The scanning, data processing and visualisation approaches used here to generate fully rendered 3D images are extremely operator- and computer processor-intensive. Therefore, our approach is not suitable for application as part of e.g., a field monitoring campaign. However, whilst only a few indicative 3D images have been presented here, quantitative 3D data for 100–1000 s of individual flocs were generated, particularly for the X-ray CT analysis. These 3D data provide new opportunities to quantify accurately bulk properties of flocs including floc size and porosity (measured as occupied volume)26,41, shape (aspect ratio, sphericity and algorithms to quantify shape complexity), and 3D fractal dimension, and to semi-quantify density41. In addition, new mathematical approaches can be explored to quantify structural properties of flocs such as the size and connectivity of pore space to inform on the influence of drag and friction as fluid moves through a floc structure, and the spatial arrangement and distribution of individual floc components. Coupling these observations in the laboratory to measures of floc and fine sediment behaviour (e.g., settling velocity and erodibility) could improve our understanding of the controls on floc behaviour and the parameterisation of existing fine sediment transport models.

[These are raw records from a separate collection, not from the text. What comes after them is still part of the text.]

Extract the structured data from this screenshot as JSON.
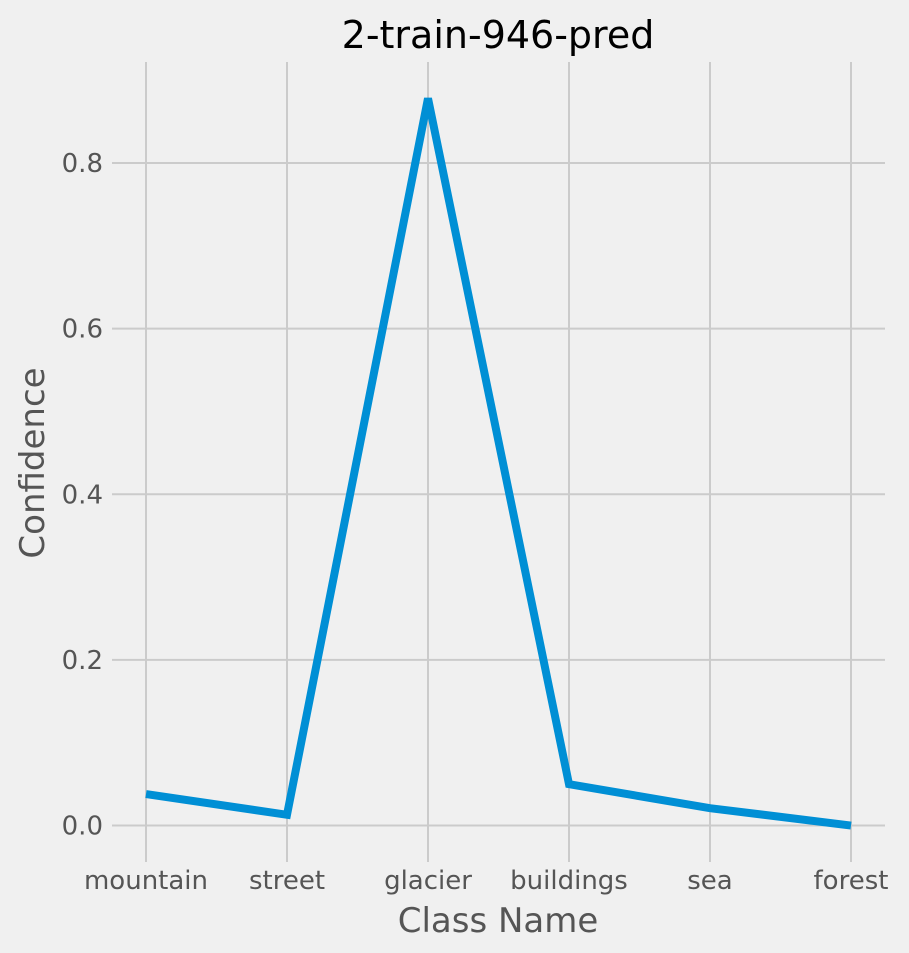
{
  "chart_data": {
    "type": "line",
    "title": "2-train-946-pred",
    "xlabel": "Class Name",
    "ylabel": "Confidence",
    "categories": [
      "mountain",
      "street",
      "glacier",
      "buildings",
      "sea",
      "forest"
    ],
    "series": [
      {
        "values": [
          0.038,
          0.013,
          0.878,
          0.05,
          0.021,
          0.0
        ]
      }
    ],
    "yticks": [
      "0.0",
      "0.2",
      "0.4",
      "0.6",
      "0.8"
    ],
    "ytick_values": [
      0.0,
      0.2,
      0.4,
      0.6,
      0.8
    ],
    "ylim": [
      -0.044,
      0.922
    ],
    "grid": true,
    "colors": {
      "line": "#008fd5",
      "background": "#f0f0f0",
      "grid": "#cbcbcb"
    }
  }
}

This will be a major advancement as models are currently parameterised using data generated in 2D, or approximations (porosity and density) assuming flocs have spherical shape.


  • Assumptions of fractal geometry are currently used to aid the mathematical modelling of suspended sediment dynamics. Yet, it is widely recognised that this does not accurately represent natural floc systems.

  • New quantitative 3D data provide unequivocal evidence to demonstrate that natural sediment flocs are non-fractal and that particle composition and inter-particle interactions have a strong influence on aggregate morphology.

  • We propose an alternative five-level hierarchy of floc aggregation based on structure–function relationships rather than observations of geometric floc size distributions.

  • New multi-scale, high resolution 3D data indicate that flocs possess characteristics of emergent phenomena including non-linearity, scale-dependent feedbacks and self-regulation. This offers the opportunity to explore new emergence-based floc frameworks and process-based models based on quantification of particle–particle interactions which better represent natural floc behaviour.